To the casual observer, retired locksmith Leo Gursky is just another bedraggled old man shuffling through the streets of New York City. An immigrant from Poland, Leo feels so invisible that he resorts to dropping items in stores on purpose and even takes a job as a nude model for an art class in his efforts to be noticed.

No one can tell by looking at him that Leo once cultivated a profound love and wrote a great book or that he lost his finest creation and his entire family in the Holocaust. As a result of the domino chain of loss set in motion by the Holocaust, Leo is unable to contact his only son, a famous writer, and can only admire him from afar.

Elsewhere in the city, fourteen-year-old Alma is already no stranger to loss. Her father died young, causing her mother to drift away psychologically on the sea of her grief.

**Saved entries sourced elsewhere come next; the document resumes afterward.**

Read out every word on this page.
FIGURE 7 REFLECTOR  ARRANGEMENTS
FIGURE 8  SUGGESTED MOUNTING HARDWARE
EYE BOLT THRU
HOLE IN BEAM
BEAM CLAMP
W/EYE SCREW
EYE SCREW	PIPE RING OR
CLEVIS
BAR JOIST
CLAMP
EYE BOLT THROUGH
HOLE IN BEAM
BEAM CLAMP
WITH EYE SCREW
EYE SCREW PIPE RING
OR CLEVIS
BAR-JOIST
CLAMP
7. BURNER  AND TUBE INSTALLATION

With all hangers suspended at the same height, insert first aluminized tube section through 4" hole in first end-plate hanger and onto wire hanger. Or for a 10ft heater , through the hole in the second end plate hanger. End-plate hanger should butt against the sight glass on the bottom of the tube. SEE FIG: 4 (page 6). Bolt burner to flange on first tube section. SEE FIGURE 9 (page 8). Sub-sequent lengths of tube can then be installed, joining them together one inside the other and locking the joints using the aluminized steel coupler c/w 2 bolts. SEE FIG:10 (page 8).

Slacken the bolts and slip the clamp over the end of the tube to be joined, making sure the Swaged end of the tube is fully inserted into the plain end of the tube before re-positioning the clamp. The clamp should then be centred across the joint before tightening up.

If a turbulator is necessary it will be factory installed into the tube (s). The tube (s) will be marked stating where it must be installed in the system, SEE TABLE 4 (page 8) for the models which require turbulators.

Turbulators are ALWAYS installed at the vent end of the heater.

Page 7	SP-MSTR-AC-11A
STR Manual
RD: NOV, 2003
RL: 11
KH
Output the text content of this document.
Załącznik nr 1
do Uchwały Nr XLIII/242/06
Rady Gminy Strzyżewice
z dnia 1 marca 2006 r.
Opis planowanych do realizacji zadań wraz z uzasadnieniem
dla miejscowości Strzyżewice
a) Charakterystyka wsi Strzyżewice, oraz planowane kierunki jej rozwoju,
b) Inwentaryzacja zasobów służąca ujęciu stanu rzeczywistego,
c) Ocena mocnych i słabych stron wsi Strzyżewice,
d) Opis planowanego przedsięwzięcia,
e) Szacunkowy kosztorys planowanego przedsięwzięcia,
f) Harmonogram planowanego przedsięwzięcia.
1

Alma was named after a character in a book, also called The History of Love, which her father once gave to her mother. She begins to suspect that this character was based on a real person and embarks on a quest to find out. 

Leo and Alma’s stories begin to converge, leading them both to surprising discoveries.  Exquisitely written, The History of Love won many literary awards and was a finalist for the Orange Prize for Fiction. 

Book clubs may be interested in discussing the “story within a story" literary device employed in this novel. Other examples of the “nested narrative” or metafiction can be found in classics such as Don Quixote by Cervantes, Moby Dick by Melville, The Lord of The Rings by Tolkien and more recent books such as The Blind Assassin by Atwood and Fugitive Pieces by Michaels.